What is Kanban? Kanban is a popular framework used to implement agile software development. It requires transparency of work. Work items are represented visually on a kanban board, allowing team members to see the state of every piece of work at any time.
Core Principles of Kanban
Visualize Workflow: Display of work on Visual Board, can help understand the flow of work moving through your system. Making the work visible—along with blockers, bottlenecks and queues—instantly leads to increased communication and collaboration. Please note Kanban doesn’t proscribe a workflow; it only requires that it be displayed in a visual manner. To begin a Kanban implementation, it is important to visually map the process as it currently exists. Limit WIP: The goal of Kanban is to move every bit of work efficiently from beginning to end with as little waste and lag as possible. This requires limiting the amount of work in the pipeline that can be managed at a given time. Kanban approach moves work from one stage to the next only when it is pulled through by “customer” demand.Work is never pushed forward, so bottlenecks are avoided. By limiting how much unfinished work is in process, you can also reduce the time it takes to travel through the Kanban system.

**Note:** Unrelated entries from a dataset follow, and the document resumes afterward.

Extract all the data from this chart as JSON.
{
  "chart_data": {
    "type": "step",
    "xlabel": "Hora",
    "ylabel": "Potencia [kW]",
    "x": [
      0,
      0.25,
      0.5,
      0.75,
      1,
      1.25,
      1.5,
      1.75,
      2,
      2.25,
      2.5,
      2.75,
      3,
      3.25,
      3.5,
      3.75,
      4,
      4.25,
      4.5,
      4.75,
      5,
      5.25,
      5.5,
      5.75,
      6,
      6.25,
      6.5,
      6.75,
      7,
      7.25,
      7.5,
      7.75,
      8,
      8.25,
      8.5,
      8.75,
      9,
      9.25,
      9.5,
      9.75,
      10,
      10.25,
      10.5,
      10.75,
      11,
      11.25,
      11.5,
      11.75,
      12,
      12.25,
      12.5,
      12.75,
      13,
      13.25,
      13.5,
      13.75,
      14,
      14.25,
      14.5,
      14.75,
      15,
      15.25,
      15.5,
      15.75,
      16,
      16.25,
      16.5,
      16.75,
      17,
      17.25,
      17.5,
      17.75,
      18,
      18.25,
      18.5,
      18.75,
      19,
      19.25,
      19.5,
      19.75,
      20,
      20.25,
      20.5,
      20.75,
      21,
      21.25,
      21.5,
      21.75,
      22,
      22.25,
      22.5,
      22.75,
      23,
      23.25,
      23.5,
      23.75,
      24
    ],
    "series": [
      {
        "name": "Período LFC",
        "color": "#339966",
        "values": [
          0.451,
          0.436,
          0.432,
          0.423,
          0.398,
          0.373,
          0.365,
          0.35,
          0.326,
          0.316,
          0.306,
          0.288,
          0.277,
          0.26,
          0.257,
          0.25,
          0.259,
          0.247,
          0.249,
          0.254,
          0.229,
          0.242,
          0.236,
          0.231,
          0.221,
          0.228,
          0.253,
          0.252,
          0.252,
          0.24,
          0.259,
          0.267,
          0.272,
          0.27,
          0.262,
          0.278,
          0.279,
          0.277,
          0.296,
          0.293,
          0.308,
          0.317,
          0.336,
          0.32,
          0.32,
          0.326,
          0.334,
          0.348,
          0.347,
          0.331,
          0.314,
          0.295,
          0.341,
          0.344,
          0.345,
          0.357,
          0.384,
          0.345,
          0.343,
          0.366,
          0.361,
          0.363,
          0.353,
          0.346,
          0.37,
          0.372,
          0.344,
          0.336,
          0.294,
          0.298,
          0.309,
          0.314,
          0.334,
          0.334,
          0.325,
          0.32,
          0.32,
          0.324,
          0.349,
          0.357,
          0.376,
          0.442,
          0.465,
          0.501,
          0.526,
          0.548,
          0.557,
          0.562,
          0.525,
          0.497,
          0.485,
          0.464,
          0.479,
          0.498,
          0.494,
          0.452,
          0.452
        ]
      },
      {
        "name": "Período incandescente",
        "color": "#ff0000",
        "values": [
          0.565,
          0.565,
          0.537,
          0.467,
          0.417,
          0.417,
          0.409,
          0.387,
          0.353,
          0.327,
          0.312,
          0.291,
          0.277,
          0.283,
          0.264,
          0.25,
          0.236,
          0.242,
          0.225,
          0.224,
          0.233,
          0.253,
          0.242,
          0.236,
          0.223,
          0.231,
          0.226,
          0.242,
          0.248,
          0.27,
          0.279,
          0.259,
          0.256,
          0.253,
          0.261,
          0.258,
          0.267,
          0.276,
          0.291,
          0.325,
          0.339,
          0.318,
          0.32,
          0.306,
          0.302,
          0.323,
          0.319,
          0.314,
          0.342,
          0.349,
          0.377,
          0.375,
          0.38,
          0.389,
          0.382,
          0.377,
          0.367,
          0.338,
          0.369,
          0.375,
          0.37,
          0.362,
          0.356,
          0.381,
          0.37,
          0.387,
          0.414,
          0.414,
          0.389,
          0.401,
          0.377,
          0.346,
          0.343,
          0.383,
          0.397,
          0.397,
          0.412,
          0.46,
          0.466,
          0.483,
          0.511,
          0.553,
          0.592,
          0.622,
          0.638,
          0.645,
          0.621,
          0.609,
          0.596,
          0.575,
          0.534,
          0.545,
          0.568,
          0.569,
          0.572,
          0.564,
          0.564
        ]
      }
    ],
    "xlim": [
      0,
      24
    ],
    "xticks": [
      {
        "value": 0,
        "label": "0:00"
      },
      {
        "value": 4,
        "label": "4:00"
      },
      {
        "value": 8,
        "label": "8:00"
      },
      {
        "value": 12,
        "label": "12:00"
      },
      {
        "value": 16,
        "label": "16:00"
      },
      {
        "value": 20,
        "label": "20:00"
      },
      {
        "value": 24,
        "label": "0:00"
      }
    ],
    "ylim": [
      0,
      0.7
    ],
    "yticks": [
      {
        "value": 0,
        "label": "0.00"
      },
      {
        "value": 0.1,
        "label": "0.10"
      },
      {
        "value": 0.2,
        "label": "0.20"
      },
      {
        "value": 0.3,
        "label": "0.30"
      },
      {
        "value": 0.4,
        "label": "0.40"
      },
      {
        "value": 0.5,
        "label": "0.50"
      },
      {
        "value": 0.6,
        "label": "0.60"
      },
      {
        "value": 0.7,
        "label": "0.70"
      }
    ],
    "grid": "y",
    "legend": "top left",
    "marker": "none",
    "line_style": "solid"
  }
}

Focus on Flow: Kanban enhances flow, when something is finished, the next highest thing from the backlog is pulled into play. Kanban highlights work in each stage in the system and gives the status of work. Basis how well workflow is defined and structured, it smoothens the flow and highlights it visually when work gets piled up. Key concept is observing flow of work visually and identification of bottlenecks and working as team to resolve them. As you improve as team, work becomes smoother and predictable. At end it is all about how well it traverses from start to end. Continuous Improvement: Once Kanban is in place, continuous improvement becomes inevitable. Team starts to observe and starts focusing on improvements on their own. They start proposing changes basis outcome received. This evolutionary approach leads to either no or less resistance.
Get Started with Kanban
Best way to get started with Kanban is to “Start with what you have”. This includes understanding your system and current processes. Your complete process is a point where you get request from your customer to point where customer request is fulfilled. Once you know this, start visualizing this on board. Each step on board becomes a stage on board. To begin with you might want to keep it simple, and as team starts using it, becomes used it, continuous improvement will become part of it. Your Kanban board will be and should be changing quite a lot at the beginning and once you have been using it for a while will become more constant. Don’t add WIP Limits immediately, use this form of proto Kanban for few days till you get accustomed and start noticing flow and till you are ready to pull new improvement in system as team. As mentioned earlier, WIP limit is number assigned to each column on how many tasks can be added to it, and no more work shall be picked post that. Limiting WIP, ensures, team members finishes it before he picks new one, ensuring quality and completion. Because actual value of a system is only driven by quality work delivered. After every new setup on board, continue to retrospect and optimize the board. This improvement can be easily identified during stand-up meetings, and daily execution of board. Though every step of board setup is iterative but next step for board completion is setting up reports to track, gauge and define success factors. These reports help identify number of tasks delivered in given time and with what efficiency. Follow the reports daily and review them with your team during the daily meetings. The reports and feedback from the team will give you great insight on how your process can be improved. Few report types are – Cumulative Flow Diagram, Cycle Time and Lead Time.
Final Thoughts
Remember setting up Kanban is a never-ending process, it promotes waste removal and continuous improvement of teams and their performance. You can never implement, Kanban by copy pasting another board. It’s a journey, which every team should follow. Setup principles and practices. You can also define this principles and policies for each column on board, which can act as checklist for quality-oriented task completion. Also remember to make these policies explicit so as everyone in system is aware and understands each column on board. Focus on removing waste and becoming better as you move ahead.